The renewable resource that shows the most promise in the Southeast and Mississippi Power's service area is the use of biomass. The use of biomass reduces sulfur dioxide and nitrogen oxide emissions compared with coal, plus the renewable energy source absorbs carbon dioxide from the air as it grows.
For almost 15 years, Southern Company and Mississippi Power have focused renewable research on biomass power — specifically co-firing and re-powering existing plants. Switchgrass, sawdust, and wood chips have all been tested as a fuel source.
Engineering and cost studies have also been conducted to determine the feasibility of converting certain older plants for biomass firing.
Re-powering an existing plant typically results in the loss of about 50 percent of its generating capacity due to the low heating value of biomass compared to natural gas or coal. Other limiting factors of biomass include availability, transportation, and storage.
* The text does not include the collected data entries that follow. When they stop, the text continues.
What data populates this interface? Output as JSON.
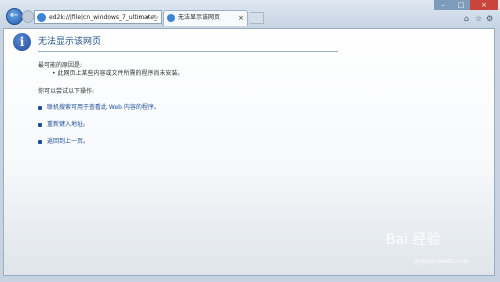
{
  "address": {
    "url": "ed2k://|file|cn_windows_7_ultimate_",
    "controls": "⌕ ▾ ↻"
  },
  "tab": {
    "title": "无法显示该网页",
    "close": "×"
  },
  "window": {
    "min": "–",
    "max": "□",
    "close": "×"
  },
  "tools": {
    "home": "⌂",
    "favorites": "☆",
    "settings": "⚙"
  },
  "page": {
    "heading": "无法显示该网页",
    "cause_title": "最可能的原因是:",
    "cause_item": "• 此网页上某些内容或文件所需的程序尚未安装。",
    "try_title": "你可以尝试以下操作:",
    "options": [
      "联机搜索可用于查看此 Web 内容的程序。",
      "重新键入地址。",
      "返回到上一页。"
    ]
  },
  "watermark": {
    "logo": "Bai 经验",
    "sub": "jingyan.baidu.com"
  }
}
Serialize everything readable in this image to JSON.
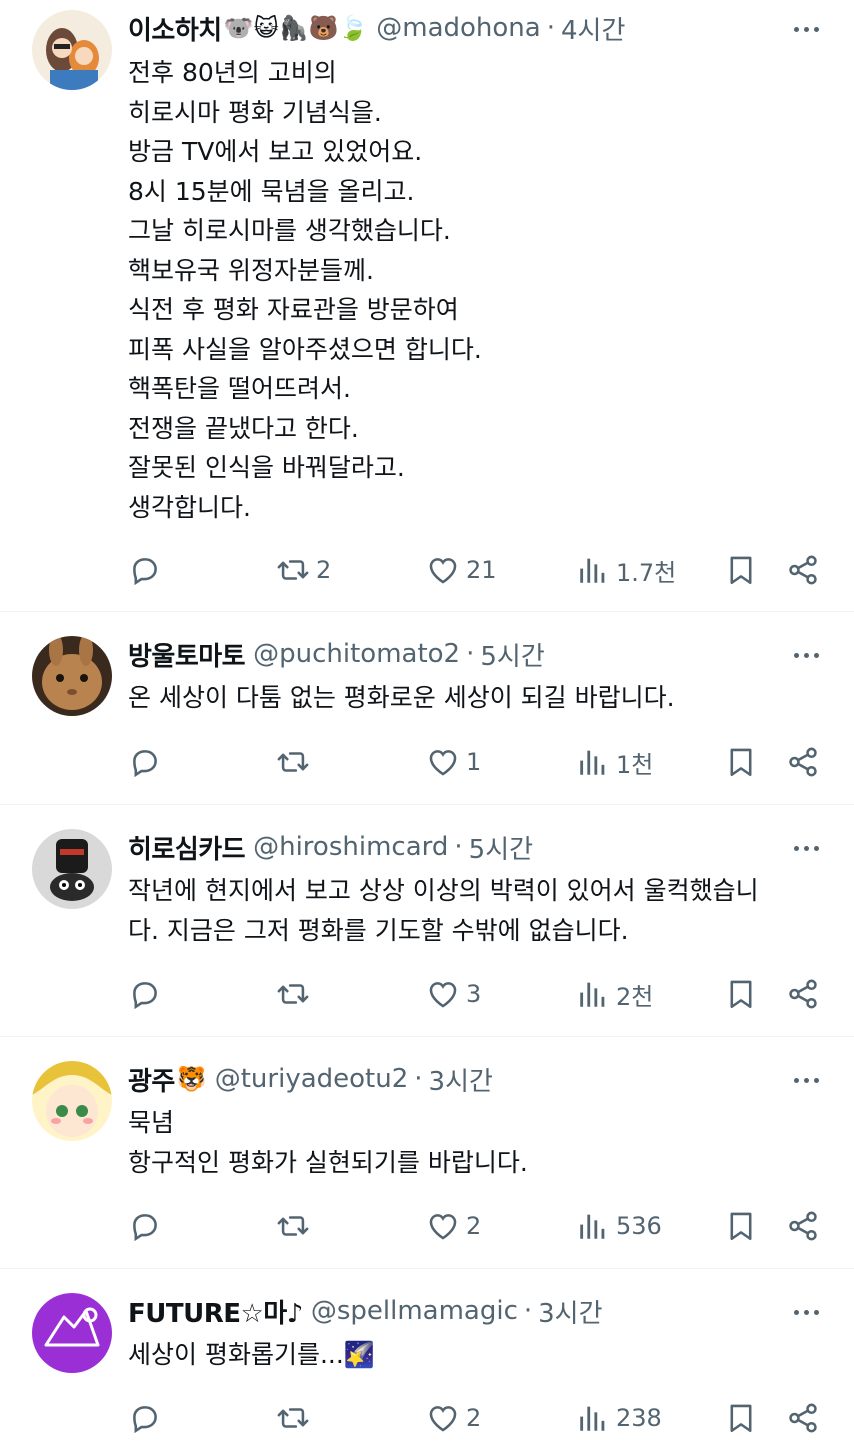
{
  "posts": [
    {
      "name": "이소하치",
      "name_emoji": "🐨😺🦍🐻🍃",
      "handle": "@madohona",
      "time": "4시간",
      "lines": [
        "전후 80년의 고비의",
        "히로시마 평화 기념식을.",
        "방금 TV에서 보고 있었어요.",
        "8시 15분에 묵념을 올리고.",
        "그날 히로시마를 생각했습니다.",
        "핵보유국 위정자분들께.",
        "식전 후 평화 자료관을 방문하여",
        "피폭 사실을 알아주셨으면 합니다.",
        "핵폭탄을 떨어뜨려서.",
        "전쟁을 끝냈다고 한다.",
        "잘못된 인식을 바꿔달라고.",
        "생각합니다."
      ],
      "retweets": "2",
      "likes": "21",
      "views": "1.7천"
    },
    {
      "name": "방울토마토",
      "name_emoji": "",
      "handle": "@puchitomato2",
      "time": "5시간",
      "lines": [
        "온 세상이 다툼 없는 평화로운 세상이 되길 바랍니다."
      ],
      "retweets": "",
      "likes": "1",
      "views": "1천"
    },
    {
      "name": "히로심카드",
      "name_emoji": "",
      "handle": "@hiroshimcard",
      "time": "5시간",
      "lines": [
        "작년에 현지에서 보고 상상 이상의 박력이 있어서 울컥했습니",
        "다. 지금은 그저 평화를 기도할 수밖에 없습니다."
      ],
      "retweets": "",
      "likes": "3",
      "views": "2천"
    },
    {
      "name": "광주",
      "name_emoji": "🐯",
      "handle": "@turiyadeotu2",
      "time": "3시간",
      "lines": [
        "묵념",
        "항구적인 평화가 실현되기를 바랍니다."
      ],
      "retweets": "",
      "likes": "2",
      "views": "536"
    },
    {
      "name": "FUTURE☆마♪",
      "name_emoji": "",
      "handle": "@spellmamagic",
      "time": "3시간",
      "lines": [
        "세상이 평화롭기를...🌠"
      ],
      "retweets": "",
      "likes": "2",
      "views": "238"
    }
  ],
  "separator": "·",
  "colors": {
    "text": "#0f1419",
    "secondary": "#536471",
    "divider": "#eff3f4"
  }
}
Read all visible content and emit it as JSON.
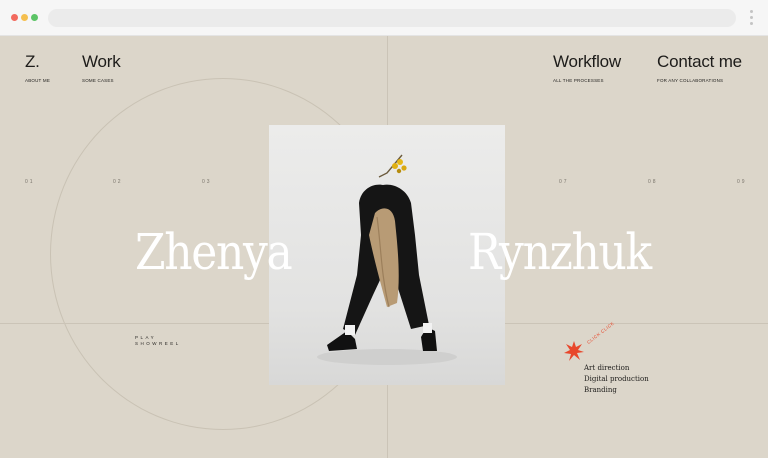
{
  "nav": {
    "logo": {
      "label": "Z.",
      "sub": "ABOUT ME"
    },
    "work": {
      "label": "Work",
      "sub": "SOME CASES"
    },
    "workflow": {
      "label": "Workflow",
      "sub": "ALL THE PROCESSES"
    },
    "contact": {
      "label": "Contact me",
      "sub": "FOR ANY COLLABORATIONS"
    }
  },
  "numbers": [
    "01",
    "02",
    "03",
    "07",
    "08",
    "09"
  ],
  "hero": {
    "first_name": "Zhenya",
    "last_name": "Rynzhuk"
  },
  "showreel": {
    "line1": "PLAY",
    "line2": "SHOWREEL"
  },
  "click_badge": "CLICK CLICK",
  "services": [
    "Art direction",
    "Digital production",
    "Branding"
  ],
  "colors": {
    "background": "#dcd6ca",
    "text": "#1d1c1a",
    "accent": "#e8472b",
    "hero_text": "#ffffff"
  }
}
Mississippi's potential for wind power generation is relatively small given the available consistent wind energy in our state. Southern Company will continue to pursue the potential for development of feasible wind energy generation in coastal areas. The advent of lower-speed and more hurricane-tolerant wind turbine designs may overcome economic and technological hurdles. With community support, wind energy may yet someday contribute to the energy needs of the Southeast.